Hay coreógrafos –se sabe- que a medida que suman producciones y ganan “cartel” apelan a partituras cada vez más altisonantes, y a compañías numerosas destinadas a vastos espacios. Otros, en cambio, van concentrando sus concepciones en gestos y despliegues mínimos, para alcanzar una esencialidad poética que se resuelve en dúos y en solos. Fue así con Dore Hoyer, la insoslayable maestra alemana que dejó huella a su paso por la Argentina de los años 1950 y 1960. También, con su compatriota Renate Schottelius, pionera de la danza moderna en este país, cuyo legado formativo hay que asociarlo al de su contemporánea Ana Itelman.

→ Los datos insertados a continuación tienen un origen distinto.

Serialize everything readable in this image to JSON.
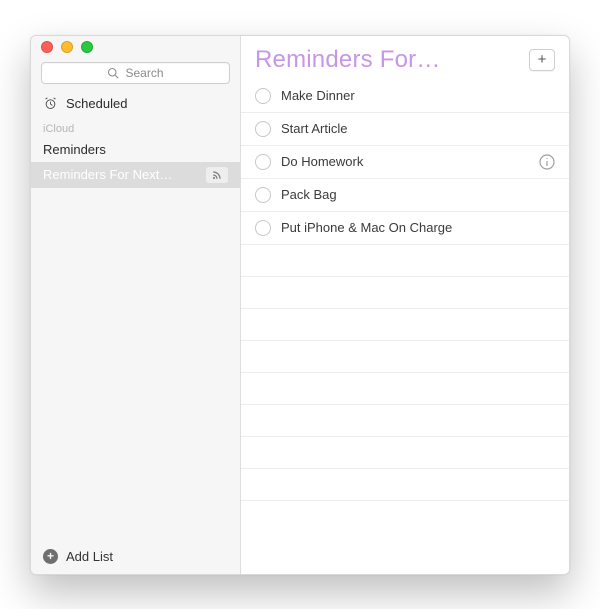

De ahí al advenimiento de Oscar Araiz y Noemí Lapzeson (ambos, nacidos en 1940) hay un paso, en el que también deslizan sus influencias otras gigantes, como Martha Graham y Mary Wigman. Todos, maestros y continuadores, respiran un Zeitgeist común, confluyen de distintas maneras en este Vertical, suerte de tributo ceremonial en el que Araiz alcanza una instancia definitiva en una producción sostenida, el más importante aporte coreográfico individual a la danza de América Latina.
En el devenir escénico se suceden cuatro secciones o bloques. Todos, en formato de solo. A “Malandra” (el irónico cuadro tanguero en el que Ostrovsky “persigue” y abraza los sonidos de Kagel) sigue “Anonimamatum”, un extraño poema de Sara Beatriz Sedler leído por ella misma, y que deja espacio a “Reminiscencias”, el tramo más complejo de la obra, que incluye otros cuatro subcapítulos, el primero de los cuales (“Aria”) rescata una página de Schottelius, a la que sigue la mencionada elegía de Araiz por la muerte de su maestra (sobre la canción Ich hab’ein glühend Messer de Mahler, retitulado “Dolor” por el coreógrafo). Las dos restantes resurgen del ciclo Afectos humanos, de Hoyer; las variaciones sobre una mesa que ejecuta Zanutto, magnificadas en una proyección “replicante” en blanco y negro rezuman la impecable fluidez de una intérprete excepcional.
El encuadre de proyecciones de Otárola, como esa hilera de finos gránulos que desciende desde la parrilla (todo en esta obra es “vertical”), adquiere una incidencia insoslayable; ese “hilo” óptico reproduce la arena que, desde una bolsa, caía sobre el cuerpo desnudo de Noemí Lapzeson en su pieza But There Is Another Shore, You Know?, y que roza virtualmente el refinado despliegue de Zanutto.
La bailarina, adoptando la misma pose con que Nijinsky iniciaba su emblemático Preludio a la siesta de un fauno, inicia el último solo de la obra, cuyo título también remite a Lapzeson (su compañía “Vertical Dance” se basaba en la “poesía vertical” de Roberto Juarroz); con “Tanagra” (así rebautizó Araiz el preludio de Debussy) se cierra una velada de mágicos descubrimientos y circunvoluciones de una figura que, en su vuelo estético, reencuentra una danza que ha dejado de verse y que reclama renacimientos más frecuentes. Eso sí: un cuerpo y un talento como el de Antonella Zanutto generan o “pronuncian” el lenguaje de Araiz en una simbiosis raramente repetible.